Irgendwann trat Líadáin an Yolande heran und hieß ihr zu folgen. Wie lange die Raukenfelserin da schon gewartet hatte, vermochte sie nicht zu sagen. Die Geweihte führte sie nicht etwa hinab, sondern in angrenzende Räume und dort führte sie sie immer weiter, bis Yolande nicht mehr wusste, wo sie nun eigentlich waren, was vermutlich auch der Düsternis um sie herum geschuldet sein mochte. Nach einiger Zeit führte die Geweihte sie in einen kleinen Raum.

Eine einzelne Kerze spendete einen zaghaften Funken Licht und auch etwas Hoffnung in der Trostlosigkeit der Dunkelheit. Dann sah Yolande Nurinai auf der Bettstatt liegen. Regungslos.

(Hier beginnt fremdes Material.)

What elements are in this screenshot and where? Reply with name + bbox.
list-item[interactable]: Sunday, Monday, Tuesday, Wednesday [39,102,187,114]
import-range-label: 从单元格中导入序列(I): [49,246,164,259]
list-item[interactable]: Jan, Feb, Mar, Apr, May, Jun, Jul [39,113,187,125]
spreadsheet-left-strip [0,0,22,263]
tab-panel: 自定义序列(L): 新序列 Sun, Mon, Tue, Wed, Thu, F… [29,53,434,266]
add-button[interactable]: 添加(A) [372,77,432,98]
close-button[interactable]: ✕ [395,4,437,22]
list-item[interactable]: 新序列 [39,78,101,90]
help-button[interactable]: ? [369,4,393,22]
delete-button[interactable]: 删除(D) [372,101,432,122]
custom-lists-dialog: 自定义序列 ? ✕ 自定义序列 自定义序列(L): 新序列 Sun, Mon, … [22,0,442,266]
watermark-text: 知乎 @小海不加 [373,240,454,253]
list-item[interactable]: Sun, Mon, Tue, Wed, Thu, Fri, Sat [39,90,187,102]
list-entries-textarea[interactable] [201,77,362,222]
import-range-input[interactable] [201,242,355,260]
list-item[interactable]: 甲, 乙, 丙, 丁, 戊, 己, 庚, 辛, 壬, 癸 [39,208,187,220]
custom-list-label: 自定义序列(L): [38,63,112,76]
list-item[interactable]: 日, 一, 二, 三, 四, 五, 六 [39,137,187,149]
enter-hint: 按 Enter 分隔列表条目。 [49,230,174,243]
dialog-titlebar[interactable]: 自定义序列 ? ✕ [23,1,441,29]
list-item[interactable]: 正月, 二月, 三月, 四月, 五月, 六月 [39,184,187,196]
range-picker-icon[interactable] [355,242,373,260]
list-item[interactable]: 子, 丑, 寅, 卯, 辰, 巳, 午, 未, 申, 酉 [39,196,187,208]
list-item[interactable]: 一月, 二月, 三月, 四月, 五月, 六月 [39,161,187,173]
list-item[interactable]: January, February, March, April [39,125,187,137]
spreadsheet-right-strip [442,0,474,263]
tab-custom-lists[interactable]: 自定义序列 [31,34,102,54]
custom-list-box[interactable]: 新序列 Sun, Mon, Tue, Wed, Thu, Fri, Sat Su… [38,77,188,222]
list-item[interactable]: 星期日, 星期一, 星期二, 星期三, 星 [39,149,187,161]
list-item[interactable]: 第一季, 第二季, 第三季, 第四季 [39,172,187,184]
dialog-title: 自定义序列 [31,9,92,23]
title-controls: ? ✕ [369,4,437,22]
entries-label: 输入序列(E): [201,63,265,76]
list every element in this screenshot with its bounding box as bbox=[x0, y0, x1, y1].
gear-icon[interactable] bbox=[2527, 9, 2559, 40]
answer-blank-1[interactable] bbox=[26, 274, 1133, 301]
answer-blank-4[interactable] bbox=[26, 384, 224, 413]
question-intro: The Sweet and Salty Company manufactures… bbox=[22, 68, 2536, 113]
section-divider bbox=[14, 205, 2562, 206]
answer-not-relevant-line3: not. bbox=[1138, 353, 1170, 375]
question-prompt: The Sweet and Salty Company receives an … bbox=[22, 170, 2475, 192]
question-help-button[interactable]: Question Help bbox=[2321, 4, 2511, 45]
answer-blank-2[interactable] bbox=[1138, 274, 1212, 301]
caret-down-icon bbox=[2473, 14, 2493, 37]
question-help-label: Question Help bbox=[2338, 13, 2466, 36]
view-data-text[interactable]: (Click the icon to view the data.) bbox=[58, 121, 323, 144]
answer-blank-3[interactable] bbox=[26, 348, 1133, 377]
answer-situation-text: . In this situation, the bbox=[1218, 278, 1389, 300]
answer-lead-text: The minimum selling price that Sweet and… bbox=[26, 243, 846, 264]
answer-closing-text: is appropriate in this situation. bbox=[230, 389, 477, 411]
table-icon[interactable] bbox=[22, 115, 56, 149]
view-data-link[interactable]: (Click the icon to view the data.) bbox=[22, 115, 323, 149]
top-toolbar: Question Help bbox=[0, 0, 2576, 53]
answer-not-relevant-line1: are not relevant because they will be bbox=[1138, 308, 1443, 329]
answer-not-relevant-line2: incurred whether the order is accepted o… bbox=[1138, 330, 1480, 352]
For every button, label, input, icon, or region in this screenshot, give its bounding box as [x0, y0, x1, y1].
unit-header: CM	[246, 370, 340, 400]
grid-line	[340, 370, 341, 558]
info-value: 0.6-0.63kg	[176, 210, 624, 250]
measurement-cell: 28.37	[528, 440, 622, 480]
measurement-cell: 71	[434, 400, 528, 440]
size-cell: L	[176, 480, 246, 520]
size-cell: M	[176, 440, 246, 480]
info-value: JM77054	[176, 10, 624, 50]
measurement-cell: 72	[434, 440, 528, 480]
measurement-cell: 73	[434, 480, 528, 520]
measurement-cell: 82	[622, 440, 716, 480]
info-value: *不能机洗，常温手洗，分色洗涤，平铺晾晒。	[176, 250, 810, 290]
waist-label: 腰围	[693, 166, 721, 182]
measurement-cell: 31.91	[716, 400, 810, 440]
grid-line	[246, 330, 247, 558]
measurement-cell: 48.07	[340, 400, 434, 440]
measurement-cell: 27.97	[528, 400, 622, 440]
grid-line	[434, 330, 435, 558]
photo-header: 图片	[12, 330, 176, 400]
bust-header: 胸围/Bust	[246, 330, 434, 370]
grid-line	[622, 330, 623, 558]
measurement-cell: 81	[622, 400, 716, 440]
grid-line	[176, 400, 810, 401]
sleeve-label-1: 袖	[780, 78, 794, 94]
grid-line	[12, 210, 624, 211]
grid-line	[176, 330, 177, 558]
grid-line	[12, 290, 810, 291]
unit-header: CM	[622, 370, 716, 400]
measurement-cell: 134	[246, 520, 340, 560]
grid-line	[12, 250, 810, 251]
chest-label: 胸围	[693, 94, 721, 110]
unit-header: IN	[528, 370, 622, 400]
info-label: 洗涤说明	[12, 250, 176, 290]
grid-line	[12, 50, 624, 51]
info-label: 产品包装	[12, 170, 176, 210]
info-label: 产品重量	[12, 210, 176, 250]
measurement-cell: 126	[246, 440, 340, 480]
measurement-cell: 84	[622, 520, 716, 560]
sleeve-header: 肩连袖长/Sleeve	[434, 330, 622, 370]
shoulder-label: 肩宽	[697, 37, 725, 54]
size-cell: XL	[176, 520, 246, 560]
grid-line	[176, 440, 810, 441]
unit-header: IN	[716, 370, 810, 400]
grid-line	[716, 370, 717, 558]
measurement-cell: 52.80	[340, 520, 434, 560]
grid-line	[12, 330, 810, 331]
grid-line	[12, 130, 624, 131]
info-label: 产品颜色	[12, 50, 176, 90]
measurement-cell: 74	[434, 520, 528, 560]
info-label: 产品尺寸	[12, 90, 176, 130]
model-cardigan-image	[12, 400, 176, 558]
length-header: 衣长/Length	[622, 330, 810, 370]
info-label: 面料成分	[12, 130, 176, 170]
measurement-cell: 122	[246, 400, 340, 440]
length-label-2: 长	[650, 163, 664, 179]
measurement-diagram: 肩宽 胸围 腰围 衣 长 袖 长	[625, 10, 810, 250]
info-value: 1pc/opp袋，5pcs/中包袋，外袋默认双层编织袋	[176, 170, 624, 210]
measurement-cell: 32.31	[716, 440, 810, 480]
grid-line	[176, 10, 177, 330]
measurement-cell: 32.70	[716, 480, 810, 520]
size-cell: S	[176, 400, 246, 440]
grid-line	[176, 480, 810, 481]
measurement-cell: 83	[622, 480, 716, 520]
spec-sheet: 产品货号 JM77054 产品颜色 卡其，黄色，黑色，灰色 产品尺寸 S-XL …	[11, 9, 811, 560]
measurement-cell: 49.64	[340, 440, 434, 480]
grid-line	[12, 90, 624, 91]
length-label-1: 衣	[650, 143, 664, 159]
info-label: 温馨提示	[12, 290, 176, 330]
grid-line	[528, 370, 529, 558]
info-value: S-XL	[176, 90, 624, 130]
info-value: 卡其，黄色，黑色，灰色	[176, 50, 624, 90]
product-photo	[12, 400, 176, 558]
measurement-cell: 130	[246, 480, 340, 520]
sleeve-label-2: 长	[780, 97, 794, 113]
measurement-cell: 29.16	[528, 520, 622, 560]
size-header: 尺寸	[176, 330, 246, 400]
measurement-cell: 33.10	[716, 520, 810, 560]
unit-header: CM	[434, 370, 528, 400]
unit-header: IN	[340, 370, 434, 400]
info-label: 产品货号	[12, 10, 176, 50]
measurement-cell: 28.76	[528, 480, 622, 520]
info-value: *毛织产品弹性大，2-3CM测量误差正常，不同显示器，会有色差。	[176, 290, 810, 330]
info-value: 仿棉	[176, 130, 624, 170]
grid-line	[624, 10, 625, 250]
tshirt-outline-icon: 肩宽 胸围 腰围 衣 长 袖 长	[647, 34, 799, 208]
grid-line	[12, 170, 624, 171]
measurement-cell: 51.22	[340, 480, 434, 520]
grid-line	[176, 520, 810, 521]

Narzisschen“, entfuhr es ihr panisch, während sie an die Seite ihrer Liebsten eilte und erleichtert feststellte: „Du lebst! Du lebst. Den Göttern sei Dank!“ Die Geweihte schmunzelte.

Yolande herzte und küsste ihre Liebste innig, strich ihr das Haar aus dem Gesicht, fuhr mit ihren Fingern über ihre weiche Nasenlinie und betrachtete die Schlafende. Wieder einmal fiel Yolande auf, wie bezaubernd Nurinai aussah, wenn sie schlief. Nicht, dass sie sonst nicht auch bezaubernd aussah, aber wenn sie schlief, dann wirkte sie irgendwie selig.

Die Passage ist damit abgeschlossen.